10.bölüm

5.3K 502 155
                                    

Merhaba iyi okumalar. 🤗🤗🤗

Gözlerim, odamın penceresinden yüzüme gün ışığının vurması ile aralandı. Uykumu alamadığım için gözlerimi tekrar kapattım. Uyumak için üzerimdeki örtüyü kafama çektim. Tekrar uykuya dalacakken, telefonum çaldı. Gözlerimi ve örtüyü açmadan elimi, örtünün altından çıkardım. Yatağımın yanındaki çalışma masama uzandım bir kaç arayışın ardından telefonumu buldum. Telefonu hızlı bir şekilde örtünün içine soktuktan sonra açıp cevap verdim. Arayanın kim olduğuna bakmadığım için uykulu ses tonuyla, " Efendim" dedim.

Karşıdan " Aferin benim prensesime. Efendisinin kim olduğunu öğrenmiş." Dedi o zayıf Türkçesiyle.

Arayanın kim olduğunu anlayınca hızlıca yattığım yerden, oturur pozisyona gelerek, telefonu kulağımdan çekip, arayana baktım. Gizli bir numaraydı. Tekrar telefonu kulağıma getirdikten sonra cevap verdim. "Sarı Bey neden aramıştınız?" dedim, bezgin çıkan bir ses tonu ile.

Karşıdan " Bu soruyu gerçekten soruyor musun prenses? Ben de seni zeki olarak biliyordum. Bu sorduğun soru ile beni şaşırıyorsun. Benim güzel prensesim." Derken eğlendiği ses tonundan anlaşılıyordu.

Haklı olduğunu biliyordum ama ne diye bilirdim ki. Zaman kazanmak için böyle bir soru yöneltmiştim. Kendime gelmek ve kafamı toparlamak için zaman yaratmak istiyordum.

Ciğerlerime, derin bir nefes çekerek, " Biliyorum ne istediğinizi. Ancak belgeleri bir türlü bulamıyorum. Her yere baktım. Kesinlikle barda yok bu belgeler. Ateş bey, yanında ne getirirse getirsin, bir şekilde onların içine de bakıyorum, ama bulamıyorum." Dedim. İsyan ederek.

İnandırıcı olsun diye biraz abartmak için "Hatta arabasına bile bakma fırsatım oldu. Orada da yoktu. Elimden geleni yaptım ama bulamıyorum. Hiçbir yerde yok. "Dedim. Ses tonumu ararken yorulduğumu anlatır gibi çıkararak.

İçimden inşallah inanmışlardır diye dua okurken, bir elimle saçlarımı karıştırıyordum.

Karşıdan " Evet biliyorum barda olmadığını. Ateş onu evinde tutuyor. Ancak evine girdiğinde bulabilirsin" diye sözünü tamamladı.

Telefondaki adamın tüm bunları bildiğimi anlamaması için , sesimi biraz sertleştirerek "Bunu biliyorsunuz, ama bana söylemiyorsunuz. Neden beni boşu boşuna uğraştırdınız? Kaç gündür yakalanma korkusuyla o lanet belgeleri arıyorum haberiniz var mı? Hadi yakalansaydım Ateş bey bana neler yapardı bunu düşündünüz mü?" diye çemkirdim.

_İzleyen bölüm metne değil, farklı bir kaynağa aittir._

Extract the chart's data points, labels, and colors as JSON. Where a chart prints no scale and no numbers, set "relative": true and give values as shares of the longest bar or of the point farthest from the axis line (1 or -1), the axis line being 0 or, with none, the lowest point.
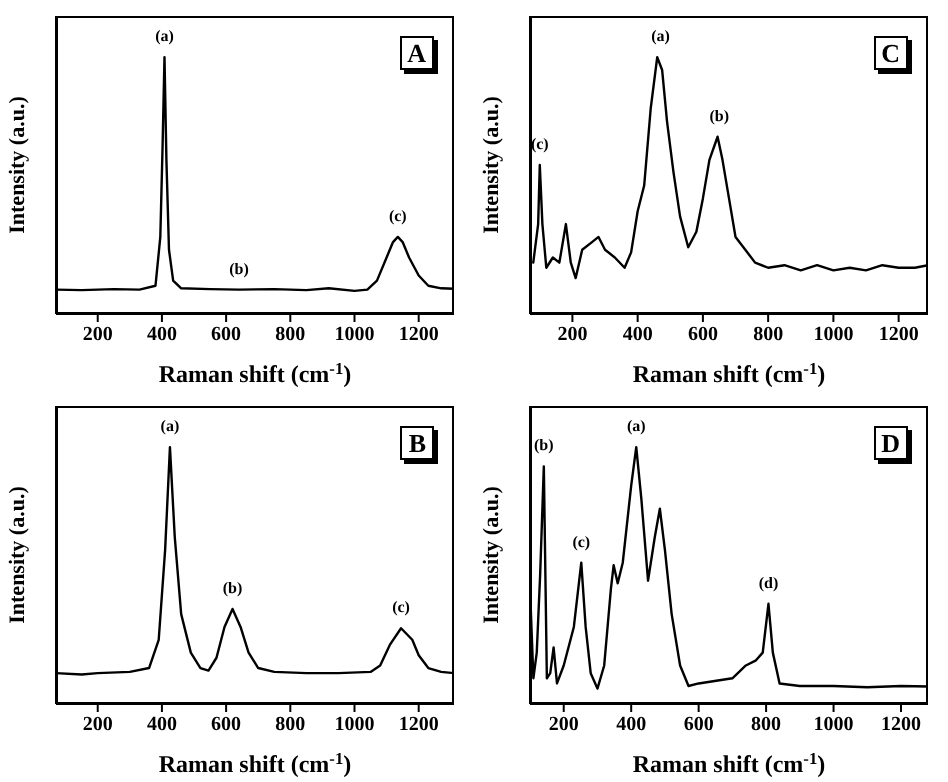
{
  "chart_data": [
    {
      "type": "line",
      "relative": true,
      "xlabel": "Raman shift (cm$^{-1}$)",
      "ylabel": "Intensity (a.u.)",
      "xlim": [
        70,
        1310
      ],
      "xticks": [
        200,
        400,
        600,
        800,
        1000,
        1200
      ],
      "marker": "none",
      "line_style": "solid",
      "series": [
        {
          "color": "#000000",
          "x": [
            70,
            150,
            250,
            330,
            380,
            395,
            402,
            408,
            414,
            422,
            435,
            460,
            550,
            640,
            750,
            850,
            920,
            1000,
            1040,
            1070,
            1100,
            1120,
            1135,
            1150,
            1170,
            1200,
            1230,
            1270,
            1310
          ],
          "values": [
            0.095,
            0.093,
            0.097,
            0.095,
            0.11,
            0.3,
            0.65,
            1,
            0.6,
            0.25,
            0.13,
            0.1,
            0.097,
            0.095,
            0.097,
            0.093,
            0.1,
            0.09,
            0.095,
            0.13,
            0.22,
            0.28,
            0.3,
            0.28,
            0.22,
            0.15,
            0.11,
            0.1,
            0.098
          ]
        }
      ],
      "annotations": [
        "A",
        {
          "text": "(a)",
          "x": 408,
          "y": 1
        },
        {
          "text": "(b)",
          "x": 640,
          "y": 0.095
        },
        {
          "text": "(c)",
          "x": 1135,
          "y": 0.3
        }
      ]
    },
    {
      "type": "line",
      "relative": true,
      "xlabel": "Raman shift (cm$^{-1}$)",
      "ylabel": "Intensity (a.u.)",
      "xlim": [
        70,
        1290
      ],
      "xticks": [
        200,
        400,
        600,
        800,
        1000,
        1200
      ],
      "marker": "none",
      "line_style": "solid",
      "series": [
        {
          "color": "#000000",
          "x": [
            80,
            95,
            100,
            108,
            120,
            140,
            160,
            180,
            195,
            210,
            230,
            260,
            280,
            300,
            330,
            360,
            380,
            400,
            420,
            440,
            460,
            475,
            490,
            510,
            530,
            555,
            580,
            600,
            620,
            645,
            660,
            680,
            700,
            730,
            760,
            800,
            850,
            900,
            950,
            1000,
            1050,
            1100,
            1150,
            1200,
            1250,
            1290
          ],
          "values": [
            0.2,
            0.35,
            0.58,
            0.35,
            0.18,
            0.22,
            0.2,
            0.35,
            0.2,
            0.14,
            0.25,
            0.28,
            0.3,
            0.25,
            0.22,
            0.18,
            0.24,
            0.4,
            0.5,
            0.8,
            1,
            0.95,
            0.75,
            0.55,
            0.38,
            0.26,
            0.32,
            0.45,
            0.6,
            0.69,
            0.6,
            0.45,
            0.3,
            0.25,
            0.2,
            0.18,
            0.19,
            0.17,
            0.19,
            0.17,
            0.18,
            0.17,
            0.19,
            0.18,
            0.18,
            0.19
          ]
        }
      ],
      "annotations": [
        "C",
        {
          "text": "(a)",
          "x": 470,
          "y": 1
        },
        {
          "text": "(b)",
          "x": 650,
          "y": 0.69
        },
        {
          "text": "(c)",
          "x": 100,
          "y": 0.58
        }
      ]
    },
    {
      "type": "line",
      "relative": true,
      "xlabel": "Raman shift (cm$^{-1}$)",
      "ylabel": "Intensity (a.u.)",
      "xlim": [
        70,
        1310
      ],
      "xticks": [
        200,
        400,
        600,
        800,
        1000,
        1200
      ],
      "marker": "none",
      "line_style": "solid",
      "series": [
        {
          "color": "#000000",
          "x": [
            70,
            150,
            200,
            300,
            360,
            390,
            410,
            425,
            440,
            460,
            490,
            520,
            545,
            570,
            595,
            620,
            645,
            670,
            700,
            750,
            850,
            950,
            1050,
            1080,
            1110,
            1145,
            1180,
            1200,
            1230,
            1270,
            1310
          ],
          "values": [
            0.12,
            0.115,
            0.12,
            0.125,
            0.14,
            0.25,
            0.6,
            1,
            0.65,
            0.35,
            0.2,
            0.14,
            0.13,
            0.18,
            0.3,
            0.37,
            0.3,
            0.2,
            0.14,
            0.125,
            0.12,
            0.12,
            0.125,
            0.15,
            0.23,
            0.295,
            0.25,
            0.19,
            0.14,
            0.125,
            0.12
          ]
        }
      ],
      "annotations": [
        "B",
        {
          "text": "(a)",
          "x": 425,
          "y": 1
        },
        {
          "text": "(b)",
          "x": 620,
          "y": 0.37
        },
        {
          "text": "(c)",
          "x": 1145,
          "y": 0.295
        }
      ]
    },
    {
      "type": "line",
      "relative": true,
      "xlabel": "Raman shift (cm$^{-1}$)",
      "ylabel": "Intensity (a.u.)",
      "xlim": [
        100,
        1280
      ],
      "xticks": [
        200,
        400,
        600,
        800,
        1000,
        1200
      ],
      "marker": "none",
      "line_style": "solid",
      "series": [
        {
          "color": "#000000",
          "x": [
            100,
            110,
            120,
            130,
            141,
            150,
            160,
            170,
            180,
            200,
            230,
            252,
            265,
            280,
            300,
            320,
            340,
            348,
            360,
            375,
            400,
            415,
            430,
            450,
            470,
            485,
            500,
            520,
            545,
            570,
            600,
            700,
            740,
            770,
            790,
            807,
            820,
            840,
            900,
            1000,
            1100,
            1200,
            1280
          ],
          "values": [
            0.45,
            0.1,
            0.2,
            0.5,
            0.925,
            0.1,
            0.12,
            0.22,
            0.08,
            0.15,
            0.3,
            0.55,
            0.3,
            0.12,
            0.06,
            0.15,
            0.45,
            0.54,
            0.47,
            0.55,
            0.85,
            1,
            0.8,
            0.48,
            0.65,
            0.76,
            0.6,
            0.35,
            0.15,
            0.07,
            0.08,
            0.1,
            0.15,
            0.17,
            0.2,
            0.39,
            0.2,
            0.08,
            0.07,
            0.07,
            0.065,
            0.07,
            0.068
          ]
        }
      ],
      "annotations": [
        "D",
        {
          "text": "(a)",
          "x": 415,
          "y": 1
        },
        {
          "text": "(b)",
          "x": 141,
          "y": 0.925
        },
        {
          "text": "(c)",
          "x": 252,
          "y": 0.55
        },
        {
          "text": "(d)",
          "x": 807,
          "y": 0.39
        }
      ]
    }
  ]
}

Sarı denen adam telefonda gür bir kahkaha attı. Bir kaç saniye sonra "Biraz sakin ol prenses. Sana bunu söylemedik, çünkü senin bize ihanet edip etmeyeceğini öğrenmemiz gerekiyordu. Anlayacağın seni denedik ve sen de sınavı başarıyla geçtin. Bu seni rahatlatmasın sürekli gözümüz üzerinde olacak. " dedi.  Tehdit ederk.

Cevap vermemi beklemeden tekrar konuştu. "Duyduğum kadarıyla Ateş senden hoşlanıyormuş. Sen bu ilgiyi kullanarak, Ateş’in evinden o belgeleri alabilirsin. Bence bu şansı değerlendir derim. Yoksa o eve girme ihtimalin sıfır gibi bir şey. Eğer görünmez olabiliyor isen sorun olmaz" Dedi neşeli çıkan sesiyle.

Sarı denen adamın söyledikleri Ateş'in tahminlerini doğrular nitelikteydi. Ateş'in haklı olduğu diğer bir konuda, barda beni takip eden birileri vardı. Bu kadar çabuk haber alması, bunu kanıtlıyordu. Ama kimdi bu kişi? Çalışanlardan birimi, yoksa müşterilerden birimiydi?

Ben bunları düşünürken telefonun karşısından tekrar bir konuşma geldi. " Prenses neye şaşırdın ve sessizleştin? Söyle bakalım ." dedi yılışık yılışık.